Qu’est-ce qu’un carillon et comment fonctionne-t-il ?

Un carillon est un instrument de musique constitué d’une série de cloches, chacune accordée à une fréquence différente. Ces cloches émettent des sons distincts lorsque leurs battants sont actionnés, soit manuellement via un clavier, soit automatiquement par un système pneumatique.

La configuration d’un carillon nécessite un minimum de 23 cloches pour être considéré comme tel. Les cloches sont généralement en bronze et sont conçues pour produire des mélodies. Les carillons plus anciens, construits avant 1940 et ayant entre 15 et 22 cloches, peuvent être classés comme « carillons historiques ».

Pourquoi les carillons ne sont-ils pas protégés par le droit d’auteur ?

Les carillons ne bénéficient pas de la protection du droit d’auteur, comme l’a démontré une affaire où un fondeur de cloches a tenté de revendiquer des droits sur la sonorité unique de son carillon. Les juges ont rejeté cette revendication, affirmant que la sonorité d’un carillon varie d’une entreprise à l’autre et que les modifications apportées par différents fondeurs altèrent inévitablement la qualité sonore.

Le droit d’auteur protège les œuvres originales, mais dans le cas des carillons, la simple harmonisation des sons résultant d’un savoir-faire professionnel ne suffit pas à établir une empreinte personnelle distinctive du fondeur.

Quelle est l’importance historique de la place Notre-Dame à Villefranche de Rouergue ?

La place Notre-Dame à Villefranche de Rouergue est un symbole du patrimoine historique, dominée par la Collégiale Notre-Dame. Cette église abrite un carillon composé de cloches de différentes époques, dont les plus anciennes datent de 1819.

Au fil des ans, le carillon a été enrichi par l’ajout de nouvelles cloches, portant le total à 32 cloches, ce qui permet de couvrir presque trois octaves.

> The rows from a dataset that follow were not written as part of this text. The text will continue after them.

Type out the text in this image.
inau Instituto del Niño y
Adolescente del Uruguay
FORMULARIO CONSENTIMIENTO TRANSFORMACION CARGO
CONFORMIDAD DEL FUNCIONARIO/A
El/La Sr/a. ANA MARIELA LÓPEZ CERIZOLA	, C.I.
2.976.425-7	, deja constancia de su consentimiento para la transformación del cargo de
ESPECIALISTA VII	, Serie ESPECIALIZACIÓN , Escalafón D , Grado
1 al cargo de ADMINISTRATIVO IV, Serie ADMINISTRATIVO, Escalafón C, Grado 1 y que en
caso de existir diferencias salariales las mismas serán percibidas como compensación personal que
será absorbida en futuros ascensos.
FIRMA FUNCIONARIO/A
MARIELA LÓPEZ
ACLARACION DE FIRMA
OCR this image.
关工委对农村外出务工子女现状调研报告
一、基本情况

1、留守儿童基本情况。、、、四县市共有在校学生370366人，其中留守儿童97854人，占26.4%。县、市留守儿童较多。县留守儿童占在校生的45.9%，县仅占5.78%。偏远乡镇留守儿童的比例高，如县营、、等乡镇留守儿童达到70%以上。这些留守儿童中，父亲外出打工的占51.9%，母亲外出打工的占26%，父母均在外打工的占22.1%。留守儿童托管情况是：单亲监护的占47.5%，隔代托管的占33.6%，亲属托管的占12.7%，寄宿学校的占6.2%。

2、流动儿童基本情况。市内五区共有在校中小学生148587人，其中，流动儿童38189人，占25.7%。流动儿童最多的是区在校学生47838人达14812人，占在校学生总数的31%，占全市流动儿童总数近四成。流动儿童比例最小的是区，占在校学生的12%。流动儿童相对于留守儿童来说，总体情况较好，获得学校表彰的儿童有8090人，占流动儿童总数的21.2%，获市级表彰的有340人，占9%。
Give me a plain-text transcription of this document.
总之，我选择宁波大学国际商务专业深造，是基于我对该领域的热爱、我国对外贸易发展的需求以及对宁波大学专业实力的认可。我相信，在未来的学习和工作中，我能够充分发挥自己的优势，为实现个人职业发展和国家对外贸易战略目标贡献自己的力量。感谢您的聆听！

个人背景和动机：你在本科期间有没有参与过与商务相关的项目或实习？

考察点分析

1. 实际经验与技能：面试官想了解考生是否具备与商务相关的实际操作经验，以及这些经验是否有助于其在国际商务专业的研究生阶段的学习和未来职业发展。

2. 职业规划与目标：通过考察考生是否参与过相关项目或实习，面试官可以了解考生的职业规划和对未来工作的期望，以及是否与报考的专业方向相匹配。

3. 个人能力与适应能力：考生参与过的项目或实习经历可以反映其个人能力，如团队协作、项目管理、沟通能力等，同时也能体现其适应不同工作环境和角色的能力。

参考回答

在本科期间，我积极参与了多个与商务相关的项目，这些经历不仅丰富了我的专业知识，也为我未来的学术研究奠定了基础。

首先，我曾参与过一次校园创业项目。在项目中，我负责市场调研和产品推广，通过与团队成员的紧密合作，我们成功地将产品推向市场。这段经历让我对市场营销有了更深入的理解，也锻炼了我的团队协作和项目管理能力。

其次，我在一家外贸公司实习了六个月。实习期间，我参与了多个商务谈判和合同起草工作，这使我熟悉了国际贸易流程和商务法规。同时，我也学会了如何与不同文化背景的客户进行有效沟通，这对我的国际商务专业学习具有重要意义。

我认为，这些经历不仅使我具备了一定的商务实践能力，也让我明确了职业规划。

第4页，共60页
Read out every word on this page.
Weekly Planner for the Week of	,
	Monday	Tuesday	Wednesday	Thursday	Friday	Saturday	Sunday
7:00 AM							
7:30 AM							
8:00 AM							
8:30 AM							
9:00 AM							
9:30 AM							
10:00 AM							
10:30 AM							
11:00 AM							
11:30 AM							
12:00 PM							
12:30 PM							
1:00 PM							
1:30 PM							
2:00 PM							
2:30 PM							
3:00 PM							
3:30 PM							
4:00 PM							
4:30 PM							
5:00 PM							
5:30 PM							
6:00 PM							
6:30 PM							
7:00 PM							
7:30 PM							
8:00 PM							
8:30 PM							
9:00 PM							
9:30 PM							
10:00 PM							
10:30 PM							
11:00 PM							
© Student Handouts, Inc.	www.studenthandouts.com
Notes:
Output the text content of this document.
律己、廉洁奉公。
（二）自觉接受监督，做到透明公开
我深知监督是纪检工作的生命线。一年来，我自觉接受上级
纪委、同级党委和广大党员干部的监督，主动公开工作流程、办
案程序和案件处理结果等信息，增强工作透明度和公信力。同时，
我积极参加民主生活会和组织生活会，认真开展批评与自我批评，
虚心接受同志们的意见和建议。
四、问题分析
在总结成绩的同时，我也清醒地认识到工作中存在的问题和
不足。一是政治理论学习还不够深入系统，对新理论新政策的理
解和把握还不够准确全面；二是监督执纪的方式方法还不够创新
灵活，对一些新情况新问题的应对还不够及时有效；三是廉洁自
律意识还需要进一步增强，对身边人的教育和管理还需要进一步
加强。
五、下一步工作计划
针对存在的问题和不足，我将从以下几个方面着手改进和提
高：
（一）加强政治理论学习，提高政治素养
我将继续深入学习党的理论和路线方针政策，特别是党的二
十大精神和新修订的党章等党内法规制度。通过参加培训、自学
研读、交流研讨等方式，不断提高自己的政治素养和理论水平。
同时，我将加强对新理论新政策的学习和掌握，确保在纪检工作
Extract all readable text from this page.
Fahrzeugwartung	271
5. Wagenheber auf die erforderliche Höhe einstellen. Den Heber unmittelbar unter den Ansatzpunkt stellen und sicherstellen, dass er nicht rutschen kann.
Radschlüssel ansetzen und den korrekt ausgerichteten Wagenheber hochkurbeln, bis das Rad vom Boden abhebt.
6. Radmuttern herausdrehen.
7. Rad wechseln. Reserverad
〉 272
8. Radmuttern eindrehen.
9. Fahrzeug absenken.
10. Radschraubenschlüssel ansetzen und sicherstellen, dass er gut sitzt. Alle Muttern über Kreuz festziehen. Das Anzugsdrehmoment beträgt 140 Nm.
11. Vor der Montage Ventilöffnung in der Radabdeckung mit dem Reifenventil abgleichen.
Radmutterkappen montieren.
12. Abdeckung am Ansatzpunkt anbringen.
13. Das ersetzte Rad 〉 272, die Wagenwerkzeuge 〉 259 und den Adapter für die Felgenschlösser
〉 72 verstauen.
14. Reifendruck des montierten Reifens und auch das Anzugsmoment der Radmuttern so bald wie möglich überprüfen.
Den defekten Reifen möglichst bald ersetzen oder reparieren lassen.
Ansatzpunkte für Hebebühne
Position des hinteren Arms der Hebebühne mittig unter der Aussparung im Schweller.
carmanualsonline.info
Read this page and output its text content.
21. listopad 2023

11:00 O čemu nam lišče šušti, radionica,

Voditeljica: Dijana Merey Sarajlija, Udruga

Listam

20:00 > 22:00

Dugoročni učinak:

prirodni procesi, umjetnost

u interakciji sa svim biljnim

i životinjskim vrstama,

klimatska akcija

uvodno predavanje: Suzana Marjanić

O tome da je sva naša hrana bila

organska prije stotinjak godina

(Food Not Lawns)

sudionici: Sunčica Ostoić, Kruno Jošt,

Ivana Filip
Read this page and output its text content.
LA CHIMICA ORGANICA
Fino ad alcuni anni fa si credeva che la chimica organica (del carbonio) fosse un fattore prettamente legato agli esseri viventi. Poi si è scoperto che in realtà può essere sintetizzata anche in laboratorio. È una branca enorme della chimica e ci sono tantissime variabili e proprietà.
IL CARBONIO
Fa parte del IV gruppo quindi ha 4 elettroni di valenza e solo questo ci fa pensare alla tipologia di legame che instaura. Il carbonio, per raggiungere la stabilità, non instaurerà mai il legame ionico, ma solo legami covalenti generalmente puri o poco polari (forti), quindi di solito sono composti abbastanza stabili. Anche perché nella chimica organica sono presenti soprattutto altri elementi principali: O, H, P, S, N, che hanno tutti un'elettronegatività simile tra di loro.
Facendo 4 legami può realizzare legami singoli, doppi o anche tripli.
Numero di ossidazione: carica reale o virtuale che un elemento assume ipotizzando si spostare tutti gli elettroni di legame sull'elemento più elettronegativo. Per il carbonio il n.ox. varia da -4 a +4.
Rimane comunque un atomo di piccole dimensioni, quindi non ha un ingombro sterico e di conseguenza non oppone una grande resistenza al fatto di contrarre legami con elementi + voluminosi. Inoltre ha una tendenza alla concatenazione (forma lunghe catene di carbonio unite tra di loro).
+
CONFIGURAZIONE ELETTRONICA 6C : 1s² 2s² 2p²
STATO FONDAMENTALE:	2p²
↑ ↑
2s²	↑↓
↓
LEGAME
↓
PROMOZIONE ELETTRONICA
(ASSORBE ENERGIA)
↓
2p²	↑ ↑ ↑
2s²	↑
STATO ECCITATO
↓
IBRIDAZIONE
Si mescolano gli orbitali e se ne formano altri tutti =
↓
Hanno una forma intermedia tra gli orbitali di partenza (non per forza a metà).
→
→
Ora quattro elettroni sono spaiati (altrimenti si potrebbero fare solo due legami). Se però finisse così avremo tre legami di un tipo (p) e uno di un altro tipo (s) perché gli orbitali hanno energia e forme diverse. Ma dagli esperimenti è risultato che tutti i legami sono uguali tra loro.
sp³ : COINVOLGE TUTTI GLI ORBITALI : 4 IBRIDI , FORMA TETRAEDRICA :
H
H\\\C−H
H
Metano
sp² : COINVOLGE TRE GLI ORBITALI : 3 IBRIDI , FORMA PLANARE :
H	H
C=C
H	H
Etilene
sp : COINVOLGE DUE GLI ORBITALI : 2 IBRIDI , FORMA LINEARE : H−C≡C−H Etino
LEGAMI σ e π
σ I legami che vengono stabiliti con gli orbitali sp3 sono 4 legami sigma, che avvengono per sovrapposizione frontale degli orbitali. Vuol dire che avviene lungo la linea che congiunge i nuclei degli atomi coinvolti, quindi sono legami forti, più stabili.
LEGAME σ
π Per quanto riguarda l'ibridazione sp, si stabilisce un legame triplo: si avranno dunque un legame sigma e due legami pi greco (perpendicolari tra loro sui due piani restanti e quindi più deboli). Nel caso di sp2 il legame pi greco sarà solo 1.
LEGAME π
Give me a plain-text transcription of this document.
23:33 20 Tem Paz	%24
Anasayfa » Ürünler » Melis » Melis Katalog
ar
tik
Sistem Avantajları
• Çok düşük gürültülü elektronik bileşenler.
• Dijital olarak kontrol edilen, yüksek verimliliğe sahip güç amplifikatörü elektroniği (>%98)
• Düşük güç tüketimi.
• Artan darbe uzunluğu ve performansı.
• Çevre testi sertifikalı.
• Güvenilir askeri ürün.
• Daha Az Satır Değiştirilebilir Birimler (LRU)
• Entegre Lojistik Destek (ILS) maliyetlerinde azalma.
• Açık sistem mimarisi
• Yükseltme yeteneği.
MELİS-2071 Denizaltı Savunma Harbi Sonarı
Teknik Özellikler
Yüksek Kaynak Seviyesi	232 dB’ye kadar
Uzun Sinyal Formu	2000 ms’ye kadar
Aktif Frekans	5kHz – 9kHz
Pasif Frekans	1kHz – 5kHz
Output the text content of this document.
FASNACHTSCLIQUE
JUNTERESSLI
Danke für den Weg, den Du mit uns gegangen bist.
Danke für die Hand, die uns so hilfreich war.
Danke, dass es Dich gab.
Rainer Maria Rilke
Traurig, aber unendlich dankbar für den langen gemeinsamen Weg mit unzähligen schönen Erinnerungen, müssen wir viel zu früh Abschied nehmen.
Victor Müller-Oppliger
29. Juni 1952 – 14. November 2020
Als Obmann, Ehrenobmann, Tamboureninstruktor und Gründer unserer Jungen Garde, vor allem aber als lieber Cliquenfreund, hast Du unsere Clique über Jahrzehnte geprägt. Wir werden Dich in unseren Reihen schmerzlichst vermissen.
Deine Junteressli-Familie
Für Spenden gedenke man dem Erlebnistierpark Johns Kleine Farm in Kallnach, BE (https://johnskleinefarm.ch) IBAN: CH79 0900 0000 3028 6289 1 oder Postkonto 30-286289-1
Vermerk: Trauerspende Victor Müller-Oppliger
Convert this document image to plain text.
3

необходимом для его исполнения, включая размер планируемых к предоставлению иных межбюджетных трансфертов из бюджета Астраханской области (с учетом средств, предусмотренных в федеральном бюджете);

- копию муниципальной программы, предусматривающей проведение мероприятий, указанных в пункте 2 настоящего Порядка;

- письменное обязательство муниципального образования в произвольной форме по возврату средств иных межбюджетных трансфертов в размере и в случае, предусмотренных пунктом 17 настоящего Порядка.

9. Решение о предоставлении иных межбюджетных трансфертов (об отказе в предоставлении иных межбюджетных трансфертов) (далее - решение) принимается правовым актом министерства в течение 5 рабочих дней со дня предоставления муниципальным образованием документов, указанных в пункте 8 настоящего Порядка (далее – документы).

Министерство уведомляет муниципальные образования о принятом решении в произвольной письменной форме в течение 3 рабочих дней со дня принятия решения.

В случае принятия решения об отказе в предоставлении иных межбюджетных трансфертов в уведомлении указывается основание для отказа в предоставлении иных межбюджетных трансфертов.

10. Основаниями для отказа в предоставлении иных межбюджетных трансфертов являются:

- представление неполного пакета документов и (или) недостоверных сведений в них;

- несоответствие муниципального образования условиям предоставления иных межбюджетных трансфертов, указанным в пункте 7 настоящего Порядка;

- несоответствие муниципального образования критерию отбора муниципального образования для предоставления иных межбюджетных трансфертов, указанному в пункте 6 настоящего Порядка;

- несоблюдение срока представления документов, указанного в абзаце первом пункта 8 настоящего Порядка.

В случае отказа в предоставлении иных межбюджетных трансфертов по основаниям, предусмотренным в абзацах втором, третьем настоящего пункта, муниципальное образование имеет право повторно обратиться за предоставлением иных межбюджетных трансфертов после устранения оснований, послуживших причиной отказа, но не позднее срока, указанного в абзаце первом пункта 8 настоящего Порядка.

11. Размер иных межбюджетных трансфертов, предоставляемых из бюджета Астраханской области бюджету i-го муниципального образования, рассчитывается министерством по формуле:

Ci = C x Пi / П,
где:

La rénovation de la place en 2013 a renforcé son statut de site historique.

Quelles ont été les démarches entreprises pour restaurer le carillon de Villefranche de Rouergue ?

En 2014, la commune de Villefranche de Rouergue a lancé une consultation pour attribuer un marché public de travaux visant à restaurer le carillon de la collégiale. Cette consultation incluait la fourniture et la pose de 16 cloches additionnelles, ainsi que l’automatisation du système.

Malgré la soumission d’une offre par une société, celle-ci n’a pas été retenue, le marché ayant été attribué à un concurrent qui avait présenté une offre économiquement plus avantageuse. Cela souligne l’importance de la compétitivité dans les marchés publics.

Quelles sont les conditions pour qu’une action en contrefaçon soit recevable ?

Pour qu’une action en contrefaçon soit recevable, il est essentiel que l’auteur puisse prouver qu’il est le créateur de l’œuvre en question. Dans le cas du carillon, la société qui avait fabriqué les cloches pouvait revendiquer sa qualité d’auteur, car elle avait intégré des cloches préexistantes dans son ouvrage.

Cette reconnaissance des droits patrimoniaux a permis à la société de faire valoir son action en contrefaçon, car elle était l’unique créatrice de l’ensemble des cloches du carillon.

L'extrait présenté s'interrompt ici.